Qui veut "introduire dans le parcours éducatif la sensibilisation au respect des êtres humains et des animaux"...
"On peut juger de la grandeur d'une nation et ses progrès moraux par la façon dont elle traite les animaux."
Dixit Gandhi, excusez du peu !
PS
LFI propose - si ça ce n'est pas de l'obsession ! - l'interdiction de "toute prise de contrôle de plus de 20 % du capital par une même personne physique ou morale dans les médias et industries culturelles les plus significatives (audiovisuel, musique, livre, jeu vidéo) comme le groupe Bolloré..."
Ce qui signe la fin de France Télévisions et de Radio France !
Toujours l'esprit aussi affûté les Insoumis...
Les couacs et conséquences de "leur" commission parlementaire, en forme de tribunal révolutionnaire contre Bolloré, auraient dû pourtant les éclairer...
Rose
03/06/2024 à 10:22
Les chaînes France Télévisions et Radio France sont publiques ; pas d'amalgame avec le capital privé.
Will I am
03/06/2024 à 12:52
France TV est une société anonyme dont l'Etat est actionnaire à 100 %...
C'est pire !
Payée avec nos impôts le minimum minimorum serait qu'elle respecte le pluralisme éditorial.
Or elle est clairement orientée à gauche.
Qu'elle soit à gauche et privée ne me gênerait aucunement.
Si elle était publique et à droite, cela me gênerait autant.
Ce n'est pas une question de couleur politique. Mais de neutralité de l'Etat.

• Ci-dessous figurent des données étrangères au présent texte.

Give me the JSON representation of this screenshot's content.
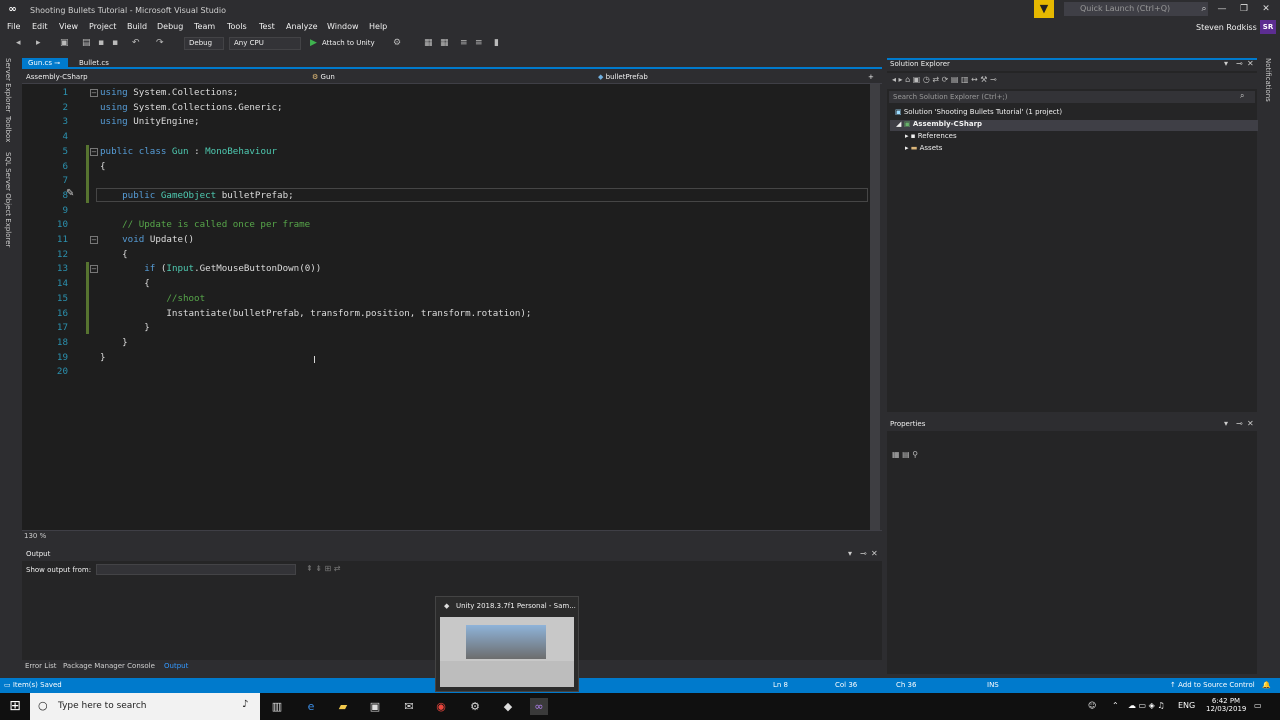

Visiblement ça passe au-dessus de la tête de LFI. Tellement qu'ils ne se rendent pas compte qu'ils marquent contre leur camp.
Rose
02/06/2024 à 10:38
Alors on y va dimanche prochain, mais 38 listes, c'est un peu éparpillé. D'ailleurs, certains partis feraient bien de garder leurs prisons pour eux. La culture est universelle comme la cuisine, le sport et la planète ; un monde plus grand, un monde entier.
Pour en revenir aux élections européennes, à savoir que la présidente actuelle de l'UE est poursuivie par une plainte pénale, que le libre-échange nous détruit et saccage la planète et que beaucoup de mauvaises décisions sont prises, comme l'autorisation de camions de 25m et 60t, un peu dangereux non ? Au lieu de privilégier le fret ferroviaire ; que les pesticides autorisés donnent 4 fois plus de cancers, après il ne faut pas s'étonner du déficit de la sécurité sociale. Je reste dans les clous, là, si on est mort ou très malade, on ne peut pas profiter de la culture. Bref, une Union Européenne d'envergure, harmonieuse, honnête, pas cupide serait la bienvenue.
Rose
02/06/2024 à 10:38
Alors on y va dimanche prochain, mais 38 listes, c'est un peu éparpillé. D'ailleurs, certains partis feraient bien de garder leurs prisons pour eux. La culture est universelle comme la cuisine, le sport et la planète ; un monde plus grand, un monde entier.
Pour en revenir aux élections européennes, à savoir que la présidente actuelle de l'UE est poursuivie par une plainte pénale, que le libre-échange nous détruit et saccage la planète et que beaucoup de mauvaises décisions sont prises, comme l'autorisation de camions de 25m et 60t, un peu dangereux non ? Au lieu de privilégier le fret ferroviaire ; que les pesticides autorisés donnent 4 fois plus de cancers, après il ne faut pas s'étonner du déficit de la sécurité sociale. Je reste dans les clous, là, si on est mort ou très malade, on ne peut pas profiter de la culture. Bref, une Union Européenne d'envergure, harmonieuse, honnête, pas cupide serait la bienvenue.